Ardından ölümle ilgili bilgilerimi ve vizyonumu derinleştirmek için okuyorum. Sorun öte dünyada ne olduğu değil benim için. Oranın harikulade olduğuna eminim. Gerek Anita Moorjani’nin “Yüreğime Yolculuk”, gerek Eben Alexander’ın “Kanıt”, gerekse de Annie Kagan’ın “Billy Fingers’ın Ölümden Sonraki Hayatı” kitabında oraların nasıl olduğuna dair harika şeyler okudum. Şimdiyse “Tanrı ile Sohbet: Cilt 4″ü okuyorum ki ölüme bilinç getirmeye dair en güzel bilgiler bu kitaptaydı, öyle hatırlıyorum. 2007’de okumuştum, şimdi yeniden okuyorum.
Ben o tarafın nasıl olduğunu merak ettiğim için değil, o tarafın böyle muhteşem olduğunu bile bile böyle zorlu ama muhteşem bir gezegende daha bilinçli ve uzun süre nasıl kalabilirim, bunun için ölüme dair bilgilerime bilinç getirmek istedim.
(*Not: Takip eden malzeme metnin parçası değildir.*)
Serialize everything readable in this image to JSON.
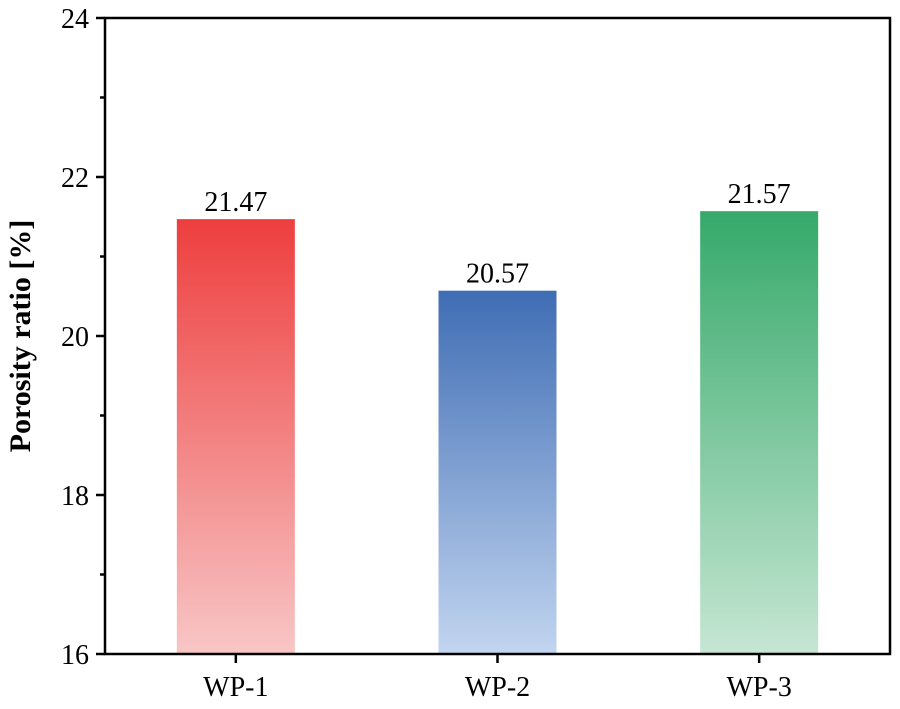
{
  "chart_data": {
    "type": "bar",
    "title": "",
    "xlabel": "",
    "ylabel": "Porosity ratio [%]",
    "ylim": [
      16,
      24
    ],
    "yticks": [
      16,
      18,
      20,
      22,
      24
    ],
    "ytick_labels": [
      "16",
      "18",
      "20",
      "22",
      "24"
    ],
    "categories": [
      "WP-1",
      "WP-2",
      "WP-3"
    ],
    "values": [
      21.47,
      20.57,
      21.57
    ],
    "value_labels": [
      "21.47",
      "20.57",
      "21.57"
    ],
    "bar_colors": [
      {
        "top": "#ee3e3e",
        "bottom": "#f8c6c6"
      },
      {
        "top": "#3f6db4",
        "bottom": "#c2d5f0"
      },
      {
        "top": "#35a96a",
        "bottom": "#c6e6d3"
      }
    ],
    "grid": false
  }
}
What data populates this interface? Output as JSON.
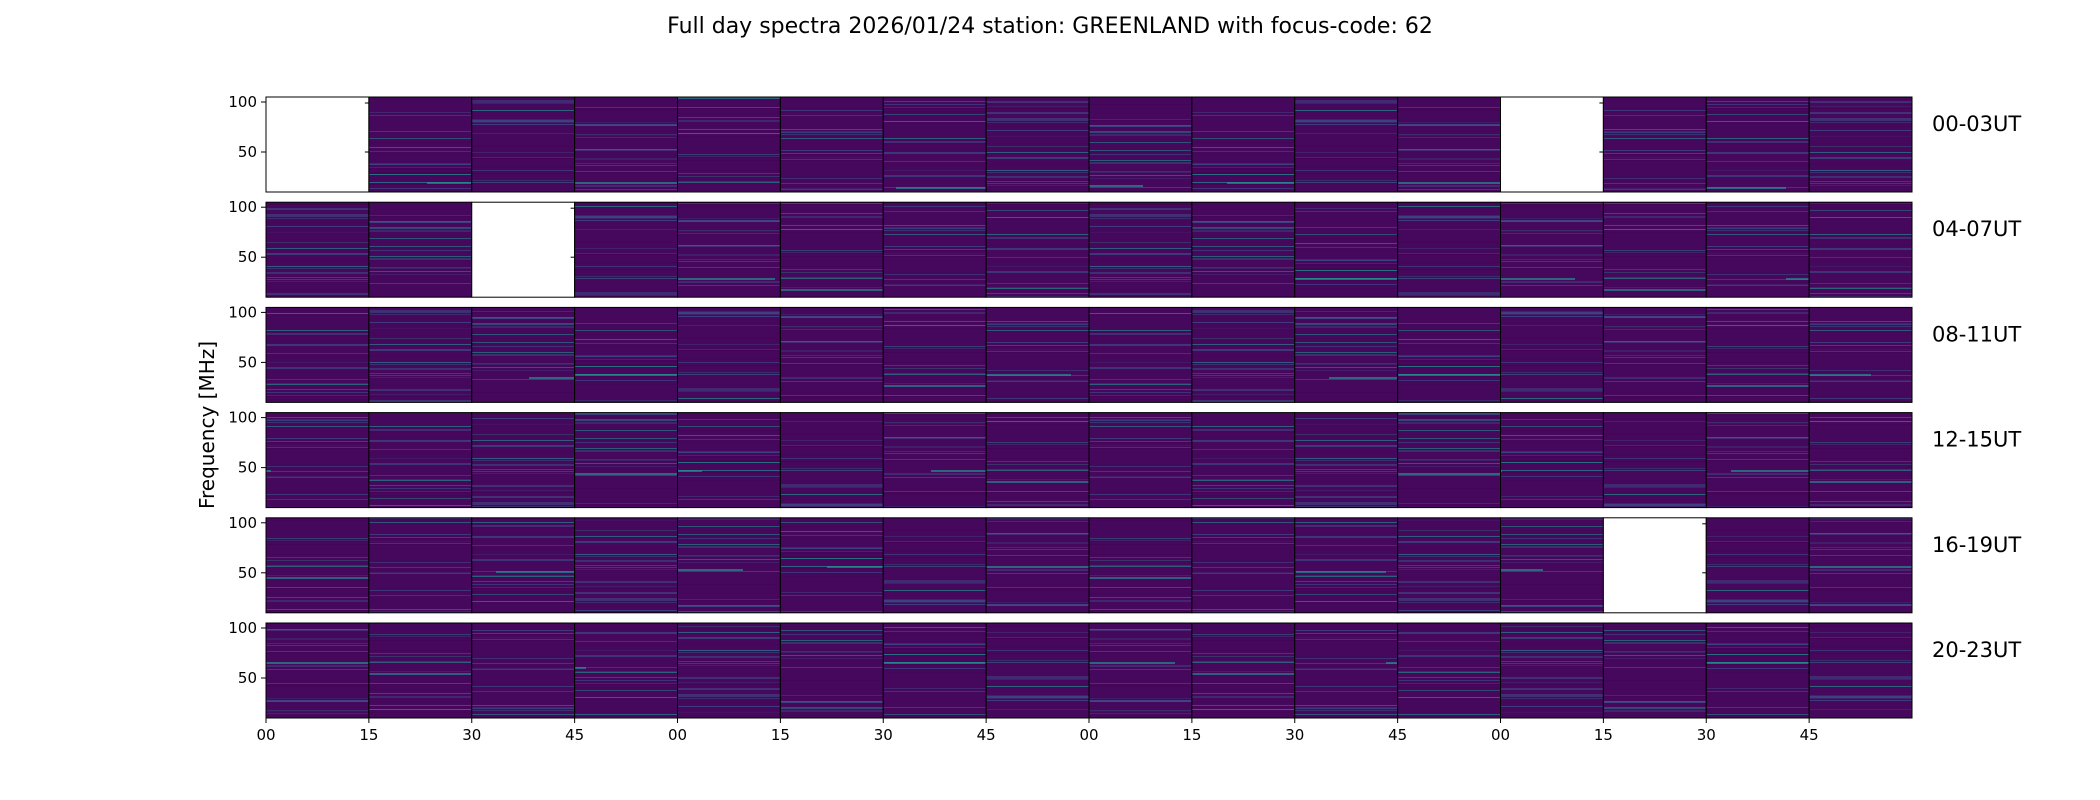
{
  "chart_data": {
    "type": "heatmap",
    "title": "Full day spectra 2026/01/24 station: GREENLAND with focus-code: 62",
    "ylabel": "Frequency [MHz]",
    "xlabel": "",
    "ylim": [
      10,
      105
    ],
    "yticks": [
      50,
      100
    ],
    "xtick_labels": [
      "00",
      "15",
      "30",
      "45",
      "00",
      "15",
      "30",
      "45",
      "00",
      "15",
      "30",
      "45",
      "00",
      "15",
      "30",
      "45"
    ],
    "colormap": "viridis",
    "columns_per_row": 16,
    "rows": [
      {
        "label": "00-03UT",
        "missing_panels": [
          0,
          12
        ]
      },
      {
        "label": "04-07UT",
        "missing_panels": [
          2
        ]
      },
      {
        "label": "08-11UT",
        "missing_panels": []
      },
      {
        "label": "12-15UT",
        "missing_panels": []
      },
      {
        "label": "16-19UT",
        "missing_panels": [
          13
        ]
      },
      {
        "label": "20-23UT",
        "missing_panels": []
      }
    ]
  },
  "colors": {
    "background": "#440154",
    "base": "#46085c",
    "mid": "#3b528b",
    "bright": "#21918c",
    "highlight": "#5ec962"
  }
}
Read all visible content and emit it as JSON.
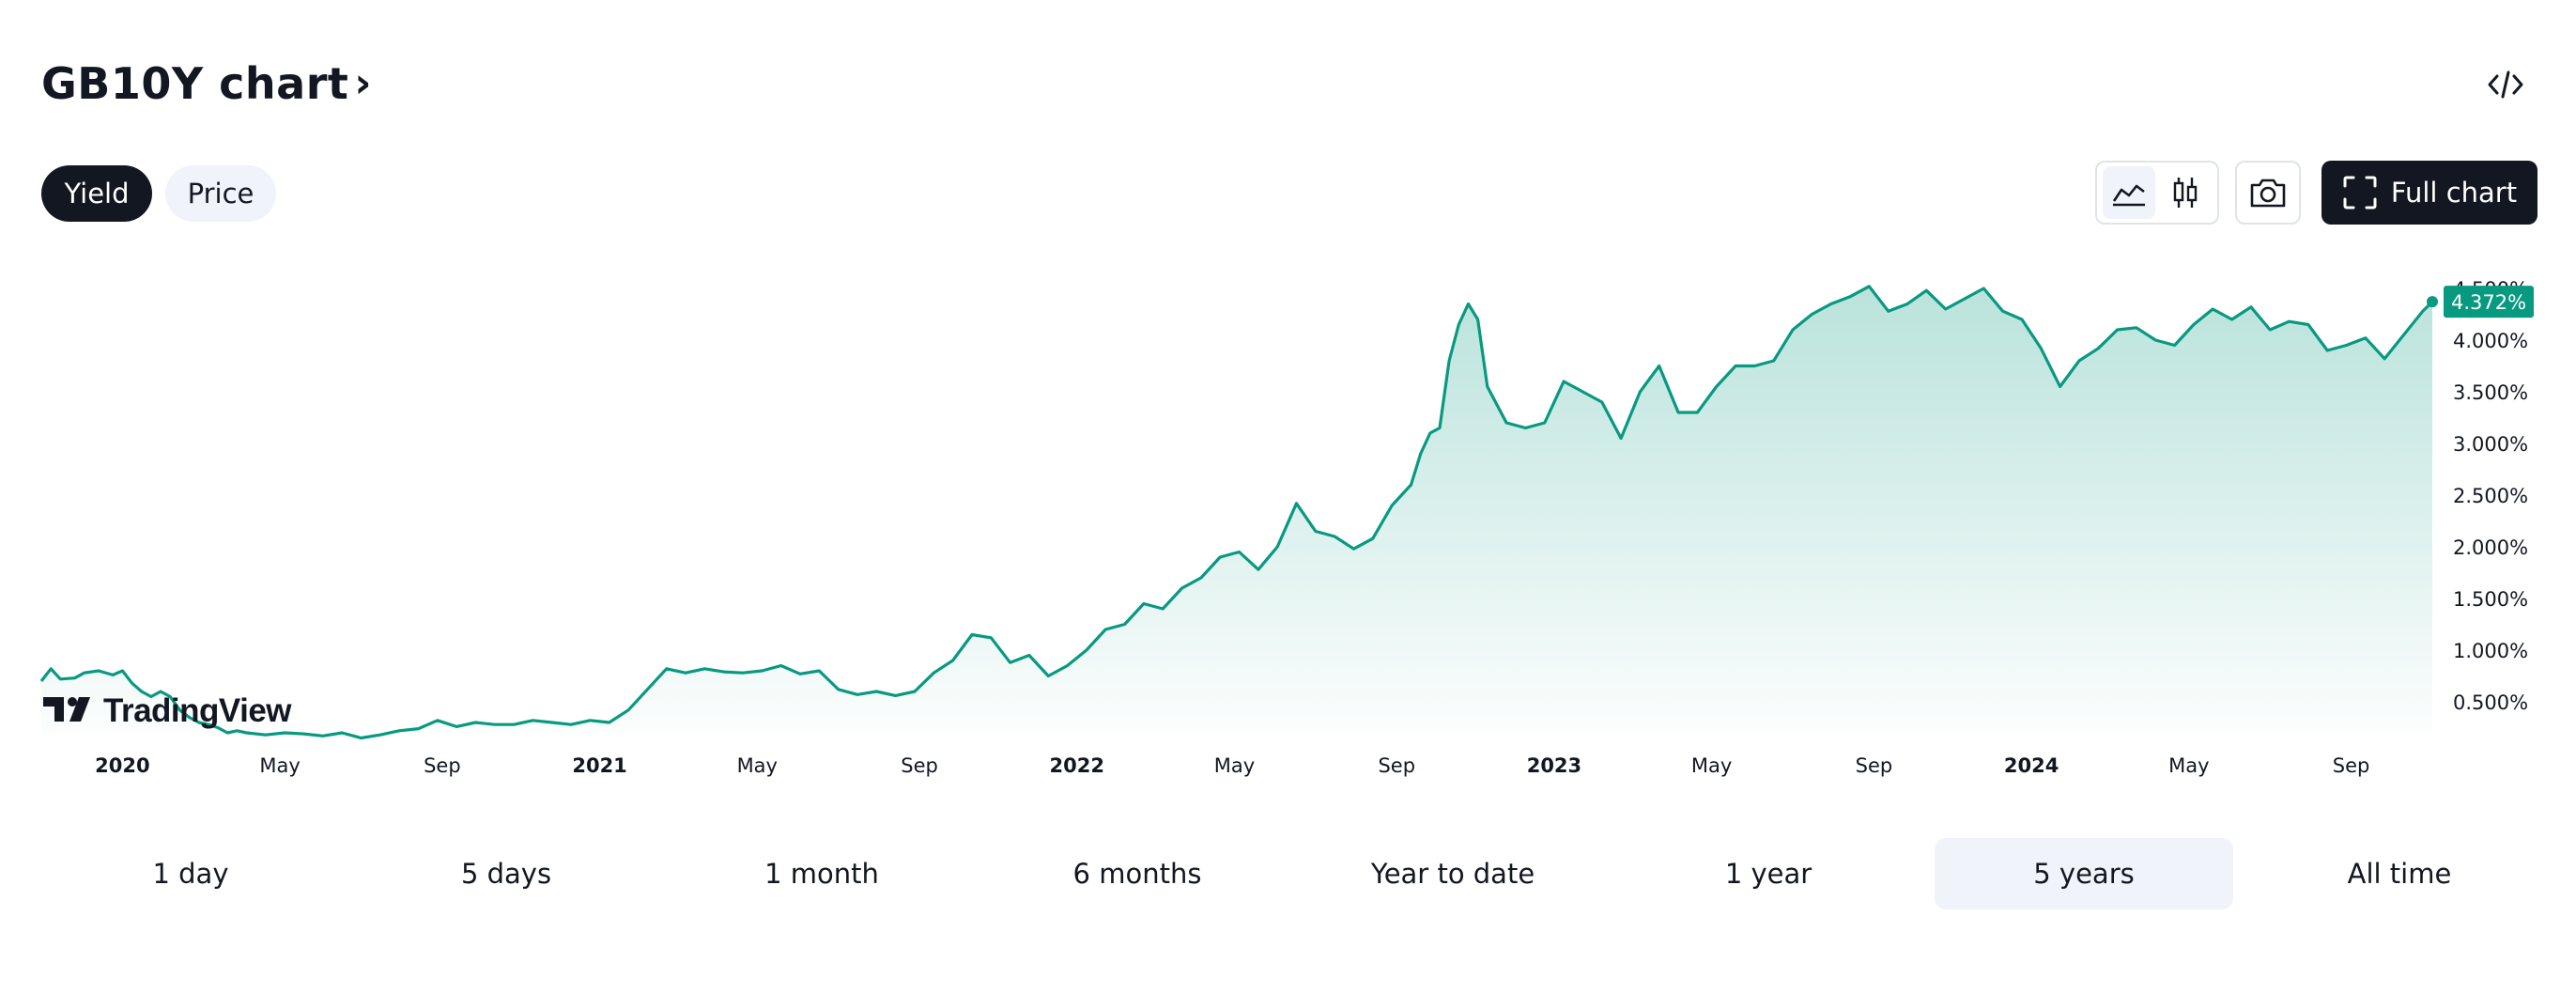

Sonuçta bu gezegene bilerek ve isteyerek geldim ve daha yapacak nice şeyler var. Eğer ilahi düzen içinde de bu istediklerimin yeri varsa, o zaman kendime farkında olmadan ölümü çağırıp erkenden gitmeyeyim. Çünkü bunu yapabilmek mümkünmüş, bunu fark ediyorum gitgide.
Sevdikleriyle vedalaşarak, zamanını geldiğinde ve farkında olarak gitmek nasip olsun hepimize… İşte bu günler de bunun için karşımızda bireysel olarak… Ama bir başka noktası var ki bu sürecin, işte nice kardeşimizin üst üste dünya değiştirmesinde bu var diye düşünüyorum: Ölüme bilinç getirdiğinizde, yani ölümün ne olduğunun bilincine vardığınızda, otomatikman insanlığın var oluşundan itibaren dünyevi sistemini belirlemiş en büyük korkusu ortadan kalkıyor. Yani ölüm korkusu. Esasında da bilinçsiz ölmek korkusu. Bu korku ortadan kalktığında da sadece bilinç değil tüm dünyevi sistem baştan aşağı değişir.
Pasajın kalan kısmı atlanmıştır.